Not only did it exceed the limits of the comparison, but it also performed an erroneous comparison. The better comparison than Rio Nuevo for this project is the Tucson Convention Center.

It’s another case of powers trying to get a project through despite a wave of opposition. The result, if expansion continued without a break, would hurt the zoo for many years to come.

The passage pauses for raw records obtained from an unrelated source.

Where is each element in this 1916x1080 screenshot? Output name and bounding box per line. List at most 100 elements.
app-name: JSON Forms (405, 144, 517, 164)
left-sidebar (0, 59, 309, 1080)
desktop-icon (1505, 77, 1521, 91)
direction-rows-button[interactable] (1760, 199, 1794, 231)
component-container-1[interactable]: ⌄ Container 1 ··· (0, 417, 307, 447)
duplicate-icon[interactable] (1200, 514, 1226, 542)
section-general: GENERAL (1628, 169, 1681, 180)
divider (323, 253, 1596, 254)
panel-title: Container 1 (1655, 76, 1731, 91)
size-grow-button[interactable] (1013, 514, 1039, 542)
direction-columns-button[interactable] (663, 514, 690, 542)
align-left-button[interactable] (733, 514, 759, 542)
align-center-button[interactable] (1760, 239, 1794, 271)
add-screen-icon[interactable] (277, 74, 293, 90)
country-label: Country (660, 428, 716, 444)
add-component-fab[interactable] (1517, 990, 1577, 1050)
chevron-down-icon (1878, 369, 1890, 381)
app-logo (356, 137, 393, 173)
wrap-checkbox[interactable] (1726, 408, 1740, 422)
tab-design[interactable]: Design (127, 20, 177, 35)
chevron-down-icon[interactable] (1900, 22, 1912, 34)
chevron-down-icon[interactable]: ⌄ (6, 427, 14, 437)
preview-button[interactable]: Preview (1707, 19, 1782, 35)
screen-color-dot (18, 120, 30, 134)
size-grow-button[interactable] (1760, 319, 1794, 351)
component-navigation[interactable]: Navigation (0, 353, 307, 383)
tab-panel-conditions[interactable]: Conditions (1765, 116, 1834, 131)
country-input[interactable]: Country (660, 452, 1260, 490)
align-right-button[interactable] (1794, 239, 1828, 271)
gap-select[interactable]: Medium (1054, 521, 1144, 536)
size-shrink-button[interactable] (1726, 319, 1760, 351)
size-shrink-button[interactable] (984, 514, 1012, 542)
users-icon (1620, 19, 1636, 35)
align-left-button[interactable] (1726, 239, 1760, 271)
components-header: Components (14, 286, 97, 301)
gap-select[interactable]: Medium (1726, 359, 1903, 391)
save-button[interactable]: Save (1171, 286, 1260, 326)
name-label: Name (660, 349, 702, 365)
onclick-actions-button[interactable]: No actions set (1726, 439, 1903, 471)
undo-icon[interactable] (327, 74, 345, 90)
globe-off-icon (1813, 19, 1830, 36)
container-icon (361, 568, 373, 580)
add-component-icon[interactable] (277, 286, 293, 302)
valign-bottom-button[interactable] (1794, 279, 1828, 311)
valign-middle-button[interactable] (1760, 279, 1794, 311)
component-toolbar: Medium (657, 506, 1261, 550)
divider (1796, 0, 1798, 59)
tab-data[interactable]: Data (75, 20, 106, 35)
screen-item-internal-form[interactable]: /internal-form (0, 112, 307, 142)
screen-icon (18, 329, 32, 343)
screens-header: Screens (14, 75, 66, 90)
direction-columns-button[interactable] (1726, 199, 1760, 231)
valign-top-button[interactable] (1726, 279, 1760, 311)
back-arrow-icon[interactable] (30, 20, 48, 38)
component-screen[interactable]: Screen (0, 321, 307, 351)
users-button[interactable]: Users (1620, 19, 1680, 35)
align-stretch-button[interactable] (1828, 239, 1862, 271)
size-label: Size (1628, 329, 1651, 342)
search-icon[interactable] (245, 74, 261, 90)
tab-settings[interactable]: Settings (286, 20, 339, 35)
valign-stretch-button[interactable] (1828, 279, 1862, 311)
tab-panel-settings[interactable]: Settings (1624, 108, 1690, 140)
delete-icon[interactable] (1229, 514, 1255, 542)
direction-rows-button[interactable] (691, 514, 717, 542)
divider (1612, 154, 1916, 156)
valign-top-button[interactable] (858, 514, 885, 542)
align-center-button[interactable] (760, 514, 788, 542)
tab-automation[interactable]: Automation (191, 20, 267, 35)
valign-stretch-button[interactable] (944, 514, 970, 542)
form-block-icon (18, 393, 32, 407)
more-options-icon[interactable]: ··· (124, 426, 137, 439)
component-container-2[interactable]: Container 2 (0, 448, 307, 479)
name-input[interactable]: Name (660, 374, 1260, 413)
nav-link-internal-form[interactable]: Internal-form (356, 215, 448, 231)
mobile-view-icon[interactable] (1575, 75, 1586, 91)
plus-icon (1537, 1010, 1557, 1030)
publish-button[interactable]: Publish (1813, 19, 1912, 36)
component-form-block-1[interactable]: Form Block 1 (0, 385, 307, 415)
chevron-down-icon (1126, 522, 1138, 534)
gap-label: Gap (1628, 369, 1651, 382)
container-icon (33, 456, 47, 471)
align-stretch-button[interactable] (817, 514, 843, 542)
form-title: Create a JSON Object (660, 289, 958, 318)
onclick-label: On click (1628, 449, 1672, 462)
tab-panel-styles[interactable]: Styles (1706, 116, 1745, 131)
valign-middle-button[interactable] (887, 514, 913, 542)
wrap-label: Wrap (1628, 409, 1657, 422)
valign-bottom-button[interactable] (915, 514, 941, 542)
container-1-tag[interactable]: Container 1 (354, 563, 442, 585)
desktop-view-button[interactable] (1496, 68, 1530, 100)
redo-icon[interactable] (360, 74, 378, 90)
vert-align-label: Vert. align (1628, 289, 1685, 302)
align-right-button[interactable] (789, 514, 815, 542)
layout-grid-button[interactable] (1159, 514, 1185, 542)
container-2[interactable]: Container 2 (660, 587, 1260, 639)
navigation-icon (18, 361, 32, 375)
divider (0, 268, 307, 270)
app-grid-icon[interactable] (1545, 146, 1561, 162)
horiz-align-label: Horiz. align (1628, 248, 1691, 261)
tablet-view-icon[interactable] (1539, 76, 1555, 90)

The city would suffer too. The tax paid on enlargement was passed with just 633 votes, which is a margin of less than 1%. The vote says “Fund capital improvements, operations and maintenance at Gene Reid Park Zoo and give reserved school groups free entry to the zoo.”

It said nothing about expansion, especially not into an area that many Tucsonans cherish, a rare hill with mature trees overlooking a pond filled with waterfowl.